Kanser, dünyada ve ülkemizde sebebi bilinen ölümler arasında kalp ve
damar hastalıklarından sonra ikinci sırada yer alan önemli bir halk sağlığı
sorunudur. Aynı zamanda yüksek tedavi maliyetleri nedeniyle ülke ekonomilerinde
ve iş gücünde çok ağır kayıplara neden olabilmektedir. Oysa erken teşhis
edildiğinde tedavinin mümkün olduğu ve yaşam kalitesinin artırılabildiği kanser
türleri olduğu düşünülürse korunmanın önemi daha da artmaktadır. Teknolojinin
ve tıbbın ilerlemesi ile elde edilen sonuçların daha etkin kullanılması ve
halkı bilgilendirme/bilinçlendirme/farkındalık kazandırma çalışmalarına
yoğunluk verilmesi amacıyla düzenlenen “1- 7 Nisan Kanser Haftası”

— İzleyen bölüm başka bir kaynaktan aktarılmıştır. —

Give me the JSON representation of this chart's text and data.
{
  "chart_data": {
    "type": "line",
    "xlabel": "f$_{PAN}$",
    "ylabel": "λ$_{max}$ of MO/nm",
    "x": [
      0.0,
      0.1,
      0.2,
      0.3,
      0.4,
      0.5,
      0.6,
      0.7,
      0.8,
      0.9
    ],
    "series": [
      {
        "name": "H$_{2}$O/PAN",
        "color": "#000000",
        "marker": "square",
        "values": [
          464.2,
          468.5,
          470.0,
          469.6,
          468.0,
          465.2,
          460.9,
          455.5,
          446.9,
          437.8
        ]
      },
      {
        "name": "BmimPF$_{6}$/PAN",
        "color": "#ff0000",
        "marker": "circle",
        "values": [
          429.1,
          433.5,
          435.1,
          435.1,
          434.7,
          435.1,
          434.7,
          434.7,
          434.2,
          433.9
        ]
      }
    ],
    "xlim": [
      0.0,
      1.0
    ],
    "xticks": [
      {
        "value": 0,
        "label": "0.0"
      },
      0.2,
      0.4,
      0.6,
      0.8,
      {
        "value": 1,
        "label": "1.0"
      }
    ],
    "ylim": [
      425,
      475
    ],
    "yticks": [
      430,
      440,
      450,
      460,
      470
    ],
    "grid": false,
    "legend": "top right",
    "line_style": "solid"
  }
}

etkinlikleri, kanser mücadelesinde oldukça önemli bir yer tutmaktadır. Kanser
beraberinde getirdiği sağlık sorunlarının yanı sıra, maddi ve manevi yönden
uzun süreli mücadele gerektiren bir hastalıktır. Dünya Sağlık Örgütü’nün 2020
yılı verilerine göre; ilgili yılda küresel bazda 19.2 milyon yeni kanser vakası
tespit edilmişken, hastalığa bağlı 9.9 milyon ölüm gerçekleşmiştir. Dünya
genelinde 75 yaşına kadar her 5 kişiden 1 kişinin kansere yakalanacağı ve her
10 kişiden 1’inin ise kanser nedeniyle hayatını kaybedeceği tahmin
edilmektedir. Dünyada ve ülkemizde ilk sıralarda yer alan kanser türleri
akciğer, meme ve kolorektal kanserler olarak benzerlik göstermektedir. Yine gelecek
yıllarda dünya nüfusunun artması, yaşlanması ve kansere yol açabilecek risk
faktörlerine daha çok ve daha uzun süre maruz kalması ile birlikte gerek tanı
konacak kanser olgu sayısının gerekse bahsi geçen hastalığa bağlı ekonomik,
sosyolojik ve psikolojik yükün artması beklenmektedir. %90 çevresel, %10
oranında ise genetik faktörlere bağlı olarak gelişmekte olan kanserlerin,
çevresel faktörler arasında yer alan; tütün kullanımı, alkol tüketimi, fazla
kilolu ve/veya obez olma ve enfeksiyonlara maruziyetin engellenmesi yolu ile
günümüzde %30-%50 oranında önlenebileceği bilinmektedir. Özellikle ortaya
çıkışının önlenebildiği, taramalarla ölümün engellenebildiği ve erken teşhis
edildiğinde tedavinin yaşam kalitesine çok şey katabildiği kanser türleri göz
önüne alınırsa korunmanın önemi daha da artmaktadır.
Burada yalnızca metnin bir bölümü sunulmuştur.